In order to help coordinate the rescue effort, Ricardo needed fuel, so he turned south, toward the closest KC-135R tanker circling over the Arabian Sea.
He spoke clearly to Amanda. “Dash-One is going to top off the tanks; back ASAP.”
“Hurry.”
“You bet; hang in,” he radioed as he shoved the throttles forward.
A sudden sense of loneliness came over Amanda as she listened to the sound of the fighter jet vanishing in the southern skies.
Get away from the crash site and to high ground as fast as possible.

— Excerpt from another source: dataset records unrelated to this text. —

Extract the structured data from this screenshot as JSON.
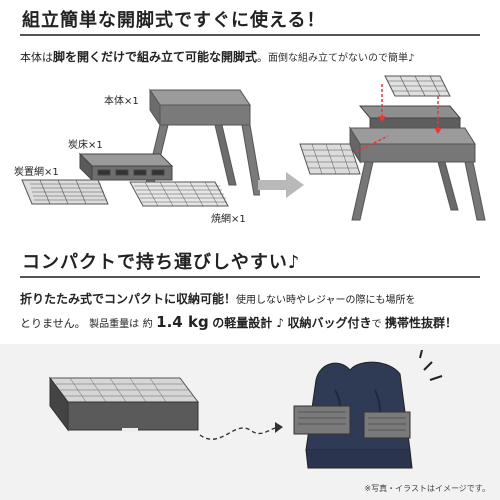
{
  "header1": {
    "title": "組立簡単な開脚式ですぐに使える！"
  },
  "intro": {
    "p1": "本体は",
    "p2": "脚を開くだけで組み立て可能な開脚式",
    "p3": "。",
    "p4": "面倒な組み立てがないので簡単♪"
  },
  "parts": {
    "body": "本体×1",
    "charcoal_bed": "炭床×1",
    "charcoal_grate": "炭置網×1",
    "grill_net": "焼網×1"
  },
  "header2": {
    "title": "コンパクトで持ち運びしやすい♪"
  },
  "compact": {
    "line1_bold": "折りたたみ式でコンパクトに収納可能！",
    "line1_small": "使用しない時やレジャーの際にも場所を",
    "line2_a": "とりません。",
    "line2_b": "製品重量は",
    "line2_c": "約",
    "line2_weight": "1.4 kg",
    "line2_d": "の軽量設計 ♪",
    "line2_e": "収納バッグ付き",
    "line2_f": "で",
    "line2_g": "携帯性抜群！"
  },
  "footer": {
    "note": "※写真・イラストはイメージです。"
  },
  "colors": {
    "metal": "#6a6a6a",
    "bag": "#2f3b55",
    "accent": "#e23b3b"
  }
}
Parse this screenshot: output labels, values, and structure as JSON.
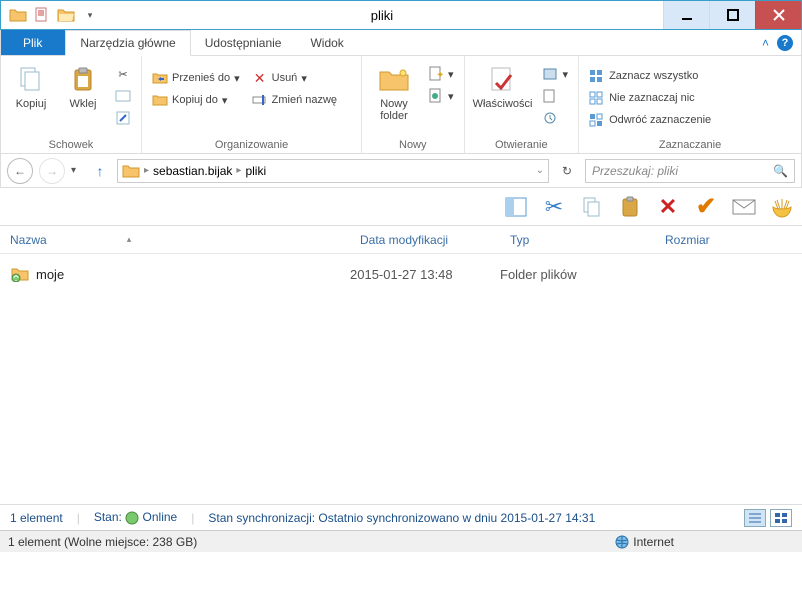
{
  "window": {
    "title": "pliki"
  },
  "tabs": {
    "file": "Plik",
    "home": "Narzędzia główne",
    "share": "Udostępnianie",
    "view": "Widok"
  },
  "ribbon": {
    "clipboard": {
      "label": "Schowek",
      "copy": "Kopiuj",
      "paste": "Wklej"
    },
    "organize": {
      "label": "Organizowanie",
      "moveTo": "Przenieś do",
      "copyTo": "Kopiuj do",
      "delete": "Usuń",
      "rename": "Zmień nazwę"
    },
    "new": {
      "label": "Nowy",
      "newFolder": "Nowy folder"
    },
    "open": {
      "label": "Otwieranie",
      "properties": "Właściwości"
    },
    "select": {
      "label": "Zaznaczanie",
      "selectAll": "Zaznacz wszystko",
      "selectNone": "Nie zaznaczaj nic",
      "invert": "Odwróć zaznaczenie"
    }
  },
  "breadcrumb": {
    "parts": [
      "sebastian.bijak",
      "pliki"
    ]
  },
  "search": {
    "placeholder": "Przeszukaj: pliki"
  },
  "columns": {
    "name": "Nazwa",
    "date": "Data modyfikacji",
    "type": "Typ",
    "size": "Rozmiar"
  },
  "files": [
    {
      "name": "moje",
      "date": "2015-01-27 13:48",
      "type": "Folder plików"
    }
  ],
  "status1": {
    "count": "1 element",
    "stateLabel": "Stan:",
    "state": "Online",
    "syncLabel": "Stan synchronizacji:",
    "syncText": "Ostatnio synchronizowano w dniu 2015-01-27 14:31"
  },
  "status2": {
    "text": "1 element (Wolne miejsce: 238 GB)",
    "zone": "Internet"
  }
}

Moving swiftly but quietly, she removed her helmet, torso harness, G-suit, scarf, nutrition bars, and Nomex flight gloves, keeping just her water flask, her radio, and her sidearm, a standard-issue Sig Sauer P229. The 9 mm semiautomatic was holstered across the chest of her flight vest. Remembering her survival training, Amanda spent the next fifteen minutes laying a false trail away from the hill, dropping items at random for nearly a quarter mile. She then doubled back and headed up the shallow hill flanking the dirt road, breathing heavily and working the soreness out of her ankle as she crested it. She then hid behind a clump of boulders that provided her with a reasonable vantage point over the burning wreckage.
From here, she could also see the first signs of daylight in the east: just a faint band of lavender forming between the starry sky and a distant mountain range.
That’s not good.
Something else suddenly caught her attention: headlights, coming from the direction of the airport.
And that’s worse.
She spotted five sets following the winding road, kicking up a column of dust. As their high beams crisscrossed each other in the darkness, she was able to make out three large Soviet-style military trucks and two armored half-tracks.
Crap.
During her entire military career, Amanda had known there might come a time where she could face precisely what she now faced. She had also heard stories of the fate of captured soldiers and downed pilots in the hands of jihadists. It was the stuff of nightmares.
The thought of what the bastards inside those trucks could do to a female pilot who had just bombed the hell out of them sent a chill down her—
Courage is fear holding on a minute longer.